Im Bazenheid ist das Fernwärmenetz bereits in Betrieb und in Etappen weiter ausgebaut worden. Die RWT Regionalwerk Toggenburg AG beabsichtigt nun den Ausbau des Fernwärmenetzes für das Dorf Kirchberg. Die Errichtung dieses Astes setzt allerdings voraus, dass genügend Wärmebezüger anschliessen und damit eine ausreichend hohe Menge an Wärmeenergie bezogen wird. Dabei stehen Liegenschaften mit höherem Energiebedarf, typischerweise Mehrfamilienhäuser, im Vordergrund.

Deshalb hat der Gemeinderat beschlossen, die öffentlichen Bauten im Dorf Kirchberg an das Fernwärmenetz anzuschliessen, wenn dieses durch die RWT Regionalwerk Toggenburg AG realisiert wird. Das macht laut aktuellem Mitteilungsblatt schon fast der Hälfte der angestrebten Anschlussleistung aus.

Betriebswirtschaftlich nicht zielführend

Die Voraussetzungen für eine Anbindung des Dorfes Kirchberg an die Fernwärme sind aber nicht gleich ideal, wie dies in Bazenheid der Fall war. «Einerseits muss nach Kirchberg eine längere Fernwärmeleitung realisiert werden, was zu höheren Kosten führt. Andererseits verfügte Bazenheid über eine bessere Struktur anzuschliessender Liegenschaften, insbesondere was die gewerblichen Objekte betrifft», schreibt die Gemeinde Kirchberg. Und weiter: «Aus rein betriebswirtschaftlicher Betrachtung wäre von einem Bau der Fernwärme Kirchberg abzusehen.»

Der Gemeinderat Kirchberg hat aber beschlossen, eine Anschubfinanzierung von 533'000 Franken an das Fernwärmenetz zu leisten – im Rahmen eines Beitrags à fonds perdu. Ökologische Gründe haben eine wichtige Rolle bei dieser Entscheidung gespielt. Als Konsequenz daraus hat der Verwaltungsrat der RWT Regionalwerk Toggenburg AG die Realisierung der Fernwärme Kirchberg beschlossen. Die Investitionskosten für den Bau der Fernwärme Kirchberg belaufen sich auf 6,5 Millionen Franken.

Auswirkungen auf Wil?

Bei der Festlegung dieses Betrages wurde auf die Kosten der Aufbrüche in Gemeindestrassen abgestellt, welche von der Fernwärme getragen werden müssen. Dabei wurden sowohl die bereits ausgeführten Strassenaufbrüche in Bazenheid, als auch die künftig folgenden in Kirchberg berücksichtigt. Zusätzlich wird die Vergünstigung der Anschlussgebühren in Bazenheid, welche anfänglich von der Dorfkorporation Bazenheid übernommen wurde, an die Dorfkorporation Bazenheid zurückerstattet. «Durch die Anschubfinanzierung bleibt eine Gleichbehandlung der beiden Fernwärmeäste gewahrt», schreibt die Gemeinde Kirchberg.

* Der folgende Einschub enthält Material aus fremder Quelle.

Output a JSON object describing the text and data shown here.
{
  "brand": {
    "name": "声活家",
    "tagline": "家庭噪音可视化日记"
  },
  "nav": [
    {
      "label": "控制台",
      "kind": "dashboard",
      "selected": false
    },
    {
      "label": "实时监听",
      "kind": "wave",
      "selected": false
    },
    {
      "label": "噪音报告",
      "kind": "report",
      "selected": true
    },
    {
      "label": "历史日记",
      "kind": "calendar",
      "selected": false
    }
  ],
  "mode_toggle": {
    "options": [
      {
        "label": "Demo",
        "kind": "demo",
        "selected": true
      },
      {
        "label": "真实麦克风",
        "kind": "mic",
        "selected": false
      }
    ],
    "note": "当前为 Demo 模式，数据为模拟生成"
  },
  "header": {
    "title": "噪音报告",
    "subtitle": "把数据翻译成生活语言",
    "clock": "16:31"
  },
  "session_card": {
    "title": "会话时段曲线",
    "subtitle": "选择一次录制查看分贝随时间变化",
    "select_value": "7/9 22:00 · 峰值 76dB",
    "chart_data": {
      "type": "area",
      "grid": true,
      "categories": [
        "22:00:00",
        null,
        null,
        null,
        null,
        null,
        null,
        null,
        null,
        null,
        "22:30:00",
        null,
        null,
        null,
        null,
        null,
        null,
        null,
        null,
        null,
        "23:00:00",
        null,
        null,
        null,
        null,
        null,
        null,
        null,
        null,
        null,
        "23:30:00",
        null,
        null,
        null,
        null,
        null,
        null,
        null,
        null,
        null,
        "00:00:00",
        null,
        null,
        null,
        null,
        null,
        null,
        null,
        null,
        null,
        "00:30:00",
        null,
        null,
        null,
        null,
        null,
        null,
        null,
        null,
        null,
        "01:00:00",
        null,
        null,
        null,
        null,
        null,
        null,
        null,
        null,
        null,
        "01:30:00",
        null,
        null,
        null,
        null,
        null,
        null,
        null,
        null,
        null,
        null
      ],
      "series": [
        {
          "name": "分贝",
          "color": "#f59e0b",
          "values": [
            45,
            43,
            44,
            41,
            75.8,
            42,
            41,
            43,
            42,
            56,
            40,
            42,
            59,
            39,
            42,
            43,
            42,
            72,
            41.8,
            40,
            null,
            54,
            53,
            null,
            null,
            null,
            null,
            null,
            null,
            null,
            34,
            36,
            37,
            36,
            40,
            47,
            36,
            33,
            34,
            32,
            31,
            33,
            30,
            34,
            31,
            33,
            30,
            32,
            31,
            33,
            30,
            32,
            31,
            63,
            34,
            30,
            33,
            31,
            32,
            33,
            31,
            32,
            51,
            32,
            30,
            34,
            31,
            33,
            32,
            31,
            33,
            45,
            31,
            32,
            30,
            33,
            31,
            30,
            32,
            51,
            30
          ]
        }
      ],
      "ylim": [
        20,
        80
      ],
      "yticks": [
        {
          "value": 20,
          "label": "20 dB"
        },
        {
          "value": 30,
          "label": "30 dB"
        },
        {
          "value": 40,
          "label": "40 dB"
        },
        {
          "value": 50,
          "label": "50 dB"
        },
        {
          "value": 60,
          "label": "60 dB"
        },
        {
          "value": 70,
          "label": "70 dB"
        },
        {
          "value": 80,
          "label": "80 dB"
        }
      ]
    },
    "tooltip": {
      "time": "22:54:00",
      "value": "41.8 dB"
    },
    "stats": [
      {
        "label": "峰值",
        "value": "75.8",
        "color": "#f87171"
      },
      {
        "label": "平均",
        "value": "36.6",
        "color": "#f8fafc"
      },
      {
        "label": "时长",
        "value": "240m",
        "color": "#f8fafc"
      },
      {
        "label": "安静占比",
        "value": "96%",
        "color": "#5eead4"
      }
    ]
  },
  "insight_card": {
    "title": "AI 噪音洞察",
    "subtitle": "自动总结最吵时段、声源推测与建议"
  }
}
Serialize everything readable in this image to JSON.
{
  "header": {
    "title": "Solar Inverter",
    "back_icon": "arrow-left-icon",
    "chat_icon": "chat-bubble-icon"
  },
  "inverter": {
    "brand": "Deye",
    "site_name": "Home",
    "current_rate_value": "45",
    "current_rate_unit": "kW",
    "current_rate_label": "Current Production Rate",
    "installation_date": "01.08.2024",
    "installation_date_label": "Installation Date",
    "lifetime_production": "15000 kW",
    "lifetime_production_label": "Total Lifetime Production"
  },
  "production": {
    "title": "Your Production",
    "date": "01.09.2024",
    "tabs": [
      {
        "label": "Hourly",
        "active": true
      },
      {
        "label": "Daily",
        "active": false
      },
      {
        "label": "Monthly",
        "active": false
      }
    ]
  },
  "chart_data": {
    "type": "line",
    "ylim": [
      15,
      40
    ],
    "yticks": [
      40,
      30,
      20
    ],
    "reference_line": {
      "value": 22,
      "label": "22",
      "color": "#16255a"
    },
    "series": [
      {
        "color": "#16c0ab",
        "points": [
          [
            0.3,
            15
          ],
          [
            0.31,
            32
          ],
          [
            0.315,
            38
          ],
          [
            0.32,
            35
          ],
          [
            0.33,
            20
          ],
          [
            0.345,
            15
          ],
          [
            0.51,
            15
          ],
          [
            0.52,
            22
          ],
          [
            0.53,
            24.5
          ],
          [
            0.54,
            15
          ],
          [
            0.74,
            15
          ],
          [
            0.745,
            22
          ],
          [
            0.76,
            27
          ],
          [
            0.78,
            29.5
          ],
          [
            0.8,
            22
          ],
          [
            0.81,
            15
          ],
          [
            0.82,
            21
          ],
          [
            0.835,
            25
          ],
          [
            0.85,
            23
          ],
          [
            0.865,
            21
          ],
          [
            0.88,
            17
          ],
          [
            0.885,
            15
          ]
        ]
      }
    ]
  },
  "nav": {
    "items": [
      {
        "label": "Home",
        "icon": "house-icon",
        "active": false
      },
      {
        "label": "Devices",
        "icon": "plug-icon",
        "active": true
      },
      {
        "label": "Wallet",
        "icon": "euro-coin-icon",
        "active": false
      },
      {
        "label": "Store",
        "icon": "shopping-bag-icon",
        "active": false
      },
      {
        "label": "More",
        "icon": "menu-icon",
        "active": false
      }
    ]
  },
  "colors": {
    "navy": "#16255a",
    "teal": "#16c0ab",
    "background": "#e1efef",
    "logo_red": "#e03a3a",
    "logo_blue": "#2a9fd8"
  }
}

Das letzte Wort hat aber das Volk. Da der Betrag über 500'000 Franken und unter einer Million liegt, besteht der Beschluss des Gemeinderates dem fakultativen Referendum. Bis um 22. Juli können Unterschriften gesammelt und somit eine Abstimmung erzwungen werden. Ferner darf man gespannt sein, was diese Vorgänge für Auswirkungen auf Wil haben. Denn ein weiterer Ast dieses Fernwärmenetzes soll dereinst in die Äbtestadt führen. Die Planungen sind aber noch deutlich weniger weit gediehen als in Kirchberg. (sk/red)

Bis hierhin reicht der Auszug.